Health & Education

An Exemplary Feat

Ebola

Nigeria has been declared officially free of Ebola in what the WHO dubbed a spectacular success story.

In December 2013, the most widespread epidemic of the Ebola virus in history began in Guinea and quickly spread to Liberia and Sierra Leone. The Ebola virus, an often-fatal illness transmitted to people from wild animals, which spreads among the human population through human-to-human transmission, was brought to Nigeria by Liberian diplomat Patrick Sawyer when he flew from Liberia to Lagos on July 20, 2014. Having collapsed at the airport, Sawyer was quickly isolated in Lagos’ First Consultant Hospital, where he soon succumbed to the disease.

However, several Nigerians that had been in contact with Sawyer were infected with the virus. In total there were 19 confirmed cases and one probable case that stemmed from Sawyer’s. Eight of these cases resulted in death, including the doctor who had first treated Sawyer and diagnosed him with the Ebola virus. The fact that Ebola had now been imported to Lagos sent shockwaves around the world. The WHO described Nigeria as “a powder keg for a disease outbreak.” It was feared that the daily influx of workers to the city, combined with the crowded and unsanitary conditions that millions in the city live in, would provide an extremely fertile breeding ground for Ebola. The fact that it didn’t is due to the efficient response of the Nigerian Federal Government in conjunction with international health organizations.

Nigeria has been battling polio until very recently and, as a result, the country has a strong polio surveillance system and an emergency command center, which the Federal Government used as a backbone for its immediate implementation of a coordinated approach that included the training of 1,800 health workers, who made 18,000 visits to 900 people suspected of having been in contact with a person diagnosed with the disease. This approach was coordinated from the Ebola emergency operation center in Lagos, which was the nexus between the Nigerian Federal Ministry of Health, the World Health Organization, UNICEF, the US Centers for Disease Control and Prevention, Médecins sans Frontií¨res, and the International Committee of the Red Cross.

Isolation wards were immediately established, as were designated Ebola treatment facilities. Vehicles and mobile phones, with specially adapted programs, were made available to aid real-time reporting as the investigations moved forward. These factors combined contributed to an increased capacity of health workers to aggressively trace suspected cases and contacts across the entire country. Identified contacts were placed in isolation and monitored for 21 days, and contacts that tried to circumvent this procedure were tracked down by special intervention teams, who returned them to medical facilities for further monitoring.

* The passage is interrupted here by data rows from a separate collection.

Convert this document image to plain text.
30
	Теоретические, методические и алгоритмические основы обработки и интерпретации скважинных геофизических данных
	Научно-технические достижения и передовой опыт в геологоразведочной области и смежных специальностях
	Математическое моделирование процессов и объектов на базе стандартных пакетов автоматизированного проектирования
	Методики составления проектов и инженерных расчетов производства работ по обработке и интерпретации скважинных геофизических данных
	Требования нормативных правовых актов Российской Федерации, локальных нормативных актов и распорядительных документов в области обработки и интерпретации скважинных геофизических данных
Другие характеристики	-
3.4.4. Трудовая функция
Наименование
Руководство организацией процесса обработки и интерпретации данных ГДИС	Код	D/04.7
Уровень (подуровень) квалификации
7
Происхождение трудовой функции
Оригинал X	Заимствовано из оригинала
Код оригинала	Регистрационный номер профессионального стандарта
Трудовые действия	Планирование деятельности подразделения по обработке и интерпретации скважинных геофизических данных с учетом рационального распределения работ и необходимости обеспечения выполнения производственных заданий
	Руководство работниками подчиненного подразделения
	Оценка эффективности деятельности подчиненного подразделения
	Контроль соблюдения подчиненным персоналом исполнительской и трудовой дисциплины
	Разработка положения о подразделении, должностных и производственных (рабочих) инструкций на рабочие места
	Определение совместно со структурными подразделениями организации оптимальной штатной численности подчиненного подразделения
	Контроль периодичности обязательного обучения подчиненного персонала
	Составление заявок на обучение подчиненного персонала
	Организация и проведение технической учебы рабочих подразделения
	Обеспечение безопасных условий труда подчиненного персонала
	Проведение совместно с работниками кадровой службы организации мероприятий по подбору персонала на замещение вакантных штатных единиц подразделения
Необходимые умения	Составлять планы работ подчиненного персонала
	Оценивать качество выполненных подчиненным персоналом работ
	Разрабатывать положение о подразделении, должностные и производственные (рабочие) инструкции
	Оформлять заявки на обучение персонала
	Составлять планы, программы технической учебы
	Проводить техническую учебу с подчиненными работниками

The Federal Government embarked on a widespread information campaign to raise awareness for the disease, and more importantly, informed Nigerians of the kind of preventive and precautionary measures that they could undertake. Misinformation about possible cures for the disease was effectively censored, and teams of “social mobilizers” canvassed areas around the homes of Ebola contacts, reaching around an additional 26,000 households with health information.

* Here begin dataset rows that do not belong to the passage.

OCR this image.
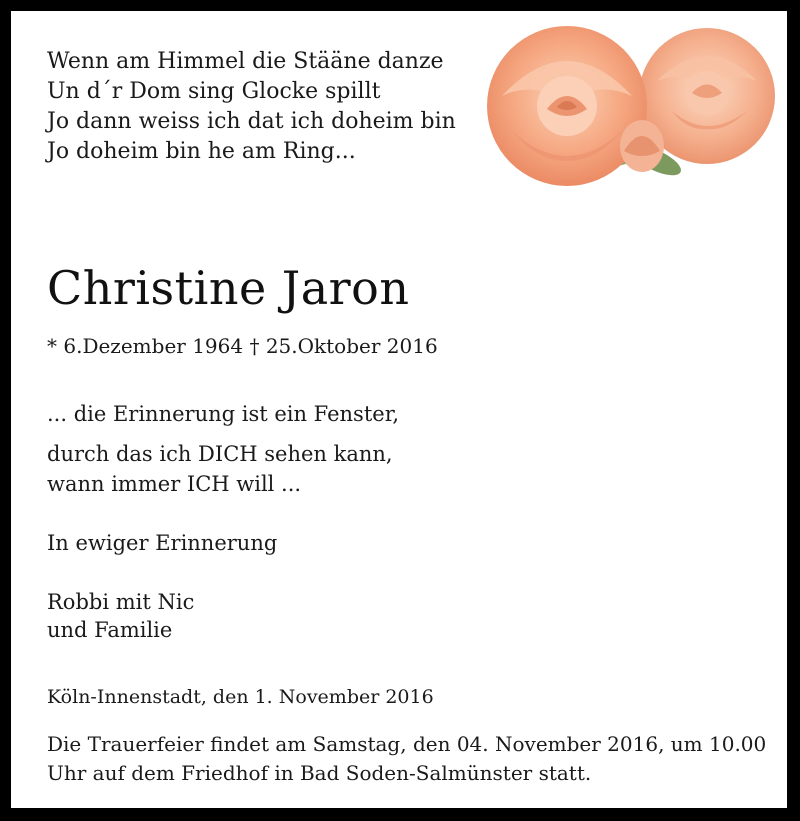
Wenn am Himmel die Stääne danze
Un d´r Dom sing Glocke spillt
Jo dann weiss ich dat ich doheim bin
Jo doheim bin he am Ring...
Christine Jaron
* 6.Dezember 1964 † 25.Oktober 2016
... die Erinnerung ist ein Fenster,
durch das ich DICH sehen kann,
wann immer ICH will ...
In ewiger Erinnerung
Robbi mit Nic
und Familie
Köln-Innenstadt, den 1. November 2016
Die Trauerfeier findet am Samstag, den 04. November 2016, um 10.00
Uhr auf dem Friedhof in Bad Soden-Salmünster statt.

In the end, the efforts of the Nigerian Federal Government to contain and eradicate the virus proved to be fruitful when there was no sign of new cases. As a result, the WHO declared Nigeria free of the Ebola virus on October 20, 2014, which is testament to the great achievements of all involved in combating the spread of the disease in Africa’s most populous country. Defeating Ebola was certainly no small feat, especially considering the havoc that it is still wreaking in Nigeria’s neighboring countries. It motivated the WHO to call Nigeria’s response “a piece of world-class epidemiological detective work,” and has moved others to say that Nigeria should serve as an example for other West African countries in their fight against the disease.